R. wendet sich daher gegen eine fortschrittsoptimistische Zwangsläufigkeit im Umgang mit verfügbaren technologischen Verfahren und fordert die Implementierung wertebasierter und partizipatorischer Kontrollmechanismen. Exemplarisch werden unter diesem Aspekt die im Jahr 2002 von der Europäischen Kommission aufgestellten forschungspolitischen Richtlinien sowie (in einem ausführlichen chronologischen Überblick) die seit den 70er Jahren von der Parlamentarischen Versammlung und vom Ministerkomitee des Europarates verabschiedeten Empfehlungen und Vereinbarungen dargestellt und analysiert.

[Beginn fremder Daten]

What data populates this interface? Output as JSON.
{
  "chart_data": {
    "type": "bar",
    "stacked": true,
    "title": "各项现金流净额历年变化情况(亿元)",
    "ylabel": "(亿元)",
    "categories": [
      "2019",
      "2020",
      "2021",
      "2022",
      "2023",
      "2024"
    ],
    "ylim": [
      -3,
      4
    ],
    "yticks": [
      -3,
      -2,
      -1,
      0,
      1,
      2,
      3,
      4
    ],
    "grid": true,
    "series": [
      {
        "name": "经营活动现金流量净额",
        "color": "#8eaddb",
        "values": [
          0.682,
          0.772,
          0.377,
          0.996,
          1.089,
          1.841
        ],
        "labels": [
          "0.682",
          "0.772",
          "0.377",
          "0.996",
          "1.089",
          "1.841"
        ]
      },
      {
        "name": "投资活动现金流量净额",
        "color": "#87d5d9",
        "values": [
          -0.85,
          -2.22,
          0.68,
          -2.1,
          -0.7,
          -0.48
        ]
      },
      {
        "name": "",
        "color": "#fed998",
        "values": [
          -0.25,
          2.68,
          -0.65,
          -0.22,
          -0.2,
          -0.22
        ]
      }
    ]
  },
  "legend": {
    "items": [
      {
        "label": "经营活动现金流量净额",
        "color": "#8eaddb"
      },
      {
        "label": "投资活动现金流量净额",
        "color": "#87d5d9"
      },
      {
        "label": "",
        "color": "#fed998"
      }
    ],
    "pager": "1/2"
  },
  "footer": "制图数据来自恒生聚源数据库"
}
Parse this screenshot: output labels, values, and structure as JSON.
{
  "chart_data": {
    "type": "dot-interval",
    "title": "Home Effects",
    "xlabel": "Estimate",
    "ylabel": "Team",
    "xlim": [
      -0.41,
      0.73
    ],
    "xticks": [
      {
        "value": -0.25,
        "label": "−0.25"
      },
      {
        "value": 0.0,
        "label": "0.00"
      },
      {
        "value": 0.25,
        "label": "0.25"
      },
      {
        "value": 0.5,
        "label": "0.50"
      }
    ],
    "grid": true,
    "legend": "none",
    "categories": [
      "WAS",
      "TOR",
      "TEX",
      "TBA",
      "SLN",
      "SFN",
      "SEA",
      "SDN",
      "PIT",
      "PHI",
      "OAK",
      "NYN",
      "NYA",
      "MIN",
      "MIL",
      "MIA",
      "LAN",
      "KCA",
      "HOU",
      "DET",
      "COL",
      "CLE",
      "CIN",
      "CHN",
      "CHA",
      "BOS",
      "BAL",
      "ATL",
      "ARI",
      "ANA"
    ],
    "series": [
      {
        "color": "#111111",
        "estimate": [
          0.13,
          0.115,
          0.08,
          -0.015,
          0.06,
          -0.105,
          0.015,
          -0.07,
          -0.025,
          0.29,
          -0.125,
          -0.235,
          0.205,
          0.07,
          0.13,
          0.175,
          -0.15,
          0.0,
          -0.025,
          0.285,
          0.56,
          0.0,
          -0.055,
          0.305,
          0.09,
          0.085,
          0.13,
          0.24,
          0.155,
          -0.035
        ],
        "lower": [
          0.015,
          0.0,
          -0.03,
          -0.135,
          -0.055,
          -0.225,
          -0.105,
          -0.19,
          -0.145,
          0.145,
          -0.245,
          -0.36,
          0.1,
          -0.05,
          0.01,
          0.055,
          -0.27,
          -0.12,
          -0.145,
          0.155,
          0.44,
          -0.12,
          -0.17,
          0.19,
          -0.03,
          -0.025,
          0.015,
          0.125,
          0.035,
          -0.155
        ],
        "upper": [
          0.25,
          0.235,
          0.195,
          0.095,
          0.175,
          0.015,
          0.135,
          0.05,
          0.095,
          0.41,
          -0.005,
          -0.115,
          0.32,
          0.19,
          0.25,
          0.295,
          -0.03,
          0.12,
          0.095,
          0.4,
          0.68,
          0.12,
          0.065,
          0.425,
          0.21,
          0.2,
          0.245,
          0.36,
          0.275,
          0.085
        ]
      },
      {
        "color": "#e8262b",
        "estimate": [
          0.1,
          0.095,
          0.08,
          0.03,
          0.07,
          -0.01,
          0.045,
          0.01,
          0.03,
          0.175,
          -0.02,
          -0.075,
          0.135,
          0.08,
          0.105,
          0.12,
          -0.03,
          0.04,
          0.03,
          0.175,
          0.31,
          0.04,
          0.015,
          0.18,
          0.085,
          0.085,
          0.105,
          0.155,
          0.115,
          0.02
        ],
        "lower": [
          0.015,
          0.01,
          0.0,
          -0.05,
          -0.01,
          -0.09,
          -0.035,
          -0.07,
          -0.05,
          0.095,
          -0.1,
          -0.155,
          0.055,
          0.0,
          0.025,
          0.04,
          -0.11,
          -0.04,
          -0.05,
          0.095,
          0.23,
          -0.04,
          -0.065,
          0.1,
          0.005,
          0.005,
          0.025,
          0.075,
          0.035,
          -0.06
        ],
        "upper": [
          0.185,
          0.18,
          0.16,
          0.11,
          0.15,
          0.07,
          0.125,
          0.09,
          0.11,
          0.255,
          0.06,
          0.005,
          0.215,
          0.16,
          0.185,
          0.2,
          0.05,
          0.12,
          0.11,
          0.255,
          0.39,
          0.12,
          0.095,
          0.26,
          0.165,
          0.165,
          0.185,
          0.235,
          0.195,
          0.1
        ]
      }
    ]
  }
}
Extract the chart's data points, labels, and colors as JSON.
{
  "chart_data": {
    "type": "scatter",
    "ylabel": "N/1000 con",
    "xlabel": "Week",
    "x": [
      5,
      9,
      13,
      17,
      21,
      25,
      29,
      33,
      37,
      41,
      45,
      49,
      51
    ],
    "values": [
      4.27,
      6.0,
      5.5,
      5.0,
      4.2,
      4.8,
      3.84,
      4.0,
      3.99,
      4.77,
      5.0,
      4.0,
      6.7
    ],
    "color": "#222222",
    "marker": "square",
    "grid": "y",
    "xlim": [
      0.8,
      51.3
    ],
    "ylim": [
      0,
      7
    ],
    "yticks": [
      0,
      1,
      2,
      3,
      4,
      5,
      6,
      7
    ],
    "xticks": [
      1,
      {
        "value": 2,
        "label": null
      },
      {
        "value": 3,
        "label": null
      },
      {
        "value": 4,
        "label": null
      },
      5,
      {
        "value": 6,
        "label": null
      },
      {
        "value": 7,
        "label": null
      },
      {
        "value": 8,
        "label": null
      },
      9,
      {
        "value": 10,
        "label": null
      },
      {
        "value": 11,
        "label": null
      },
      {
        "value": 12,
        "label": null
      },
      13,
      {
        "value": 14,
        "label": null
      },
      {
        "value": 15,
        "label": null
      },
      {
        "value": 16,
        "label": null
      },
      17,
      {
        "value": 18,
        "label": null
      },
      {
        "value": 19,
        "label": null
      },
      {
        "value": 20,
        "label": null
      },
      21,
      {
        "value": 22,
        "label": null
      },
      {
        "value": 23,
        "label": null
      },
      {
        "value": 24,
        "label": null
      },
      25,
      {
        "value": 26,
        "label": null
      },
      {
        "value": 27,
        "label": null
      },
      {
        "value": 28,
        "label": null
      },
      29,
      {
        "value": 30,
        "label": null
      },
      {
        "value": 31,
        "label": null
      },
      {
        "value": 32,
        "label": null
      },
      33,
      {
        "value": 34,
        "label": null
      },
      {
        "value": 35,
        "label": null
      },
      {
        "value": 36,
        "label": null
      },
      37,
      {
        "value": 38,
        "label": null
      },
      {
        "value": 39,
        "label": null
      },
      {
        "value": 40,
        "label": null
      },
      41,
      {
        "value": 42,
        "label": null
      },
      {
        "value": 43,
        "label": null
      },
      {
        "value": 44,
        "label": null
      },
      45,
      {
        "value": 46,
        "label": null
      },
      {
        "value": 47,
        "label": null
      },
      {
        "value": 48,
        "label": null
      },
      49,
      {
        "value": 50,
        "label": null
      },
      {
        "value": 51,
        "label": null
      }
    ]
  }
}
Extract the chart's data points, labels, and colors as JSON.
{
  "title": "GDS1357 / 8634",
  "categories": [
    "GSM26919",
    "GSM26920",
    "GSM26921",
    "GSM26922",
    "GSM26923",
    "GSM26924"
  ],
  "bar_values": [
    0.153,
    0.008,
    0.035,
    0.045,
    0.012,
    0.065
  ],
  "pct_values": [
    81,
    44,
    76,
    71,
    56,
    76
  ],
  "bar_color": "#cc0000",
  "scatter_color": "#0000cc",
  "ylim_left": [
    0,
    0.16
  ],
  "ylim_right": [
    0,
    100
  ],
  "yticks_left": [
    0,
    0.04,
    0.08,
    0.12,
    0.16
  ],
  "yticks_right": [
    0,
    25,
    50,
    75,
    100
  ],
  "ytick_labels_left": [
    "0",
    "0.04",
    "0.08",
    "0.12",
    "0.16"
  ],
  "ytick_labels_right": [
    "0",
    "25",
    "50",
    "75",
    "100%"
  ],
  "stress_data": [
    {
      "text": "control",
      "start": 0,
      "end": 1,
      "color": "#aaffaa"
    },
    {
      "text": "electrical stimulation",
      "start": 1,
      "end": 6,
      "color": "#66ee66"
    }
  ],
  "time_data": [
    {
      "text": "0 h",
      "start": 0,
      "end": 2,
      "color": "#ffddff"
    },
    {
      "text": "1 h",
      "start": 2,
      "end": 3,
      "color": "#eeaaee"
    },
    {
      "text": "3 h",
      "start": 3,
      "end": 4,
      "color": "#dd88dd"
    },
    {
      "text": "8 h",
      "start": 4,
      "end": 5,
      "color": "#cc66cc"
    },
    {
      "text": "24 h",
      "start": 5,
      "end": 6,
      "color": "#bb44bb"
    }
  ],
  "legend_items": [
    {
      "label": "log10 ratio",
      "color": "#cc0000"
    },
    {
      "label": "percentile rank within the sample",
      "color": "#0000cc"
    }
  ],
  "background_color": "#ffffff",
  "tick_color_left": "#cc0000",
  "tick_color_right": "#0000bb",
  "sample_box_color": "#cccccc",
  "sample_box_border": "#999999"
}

Leider gerät der ursprüngliche Untersuchungsgegenstand – die Möglichkeit einer wirksamen politischen und rechtlichen Regulierung biomedizinischer Forschung und Anwendung in Europa – immer wieder in den Hintergrund und dient über weite Strecken nur noch als Anlass für allerlei allgemeine geistesgeschichtliche Betrachtungen über unterschiedliche Deutungsversuche menschlichen Denkens und Handelns. Dass im Anhang auf über 44 Seiten die europäische Bioethik-Konvention (samt ihren Zusatzprotokollen) abgedruckt ist, täuscht auf den ersten Blick eine ausführliche Beschäftigung mit diesem umstrittenen Dokument vor, das tatsächlich jedoch auf knappen sieben Seiten abgehandelt wird. Vor allem angesichts des unangemessen hohen Preises dürfte der vorliegende Band daher allenfalls für Spezialistinnen und Spezialisten halbwegs interessant sein.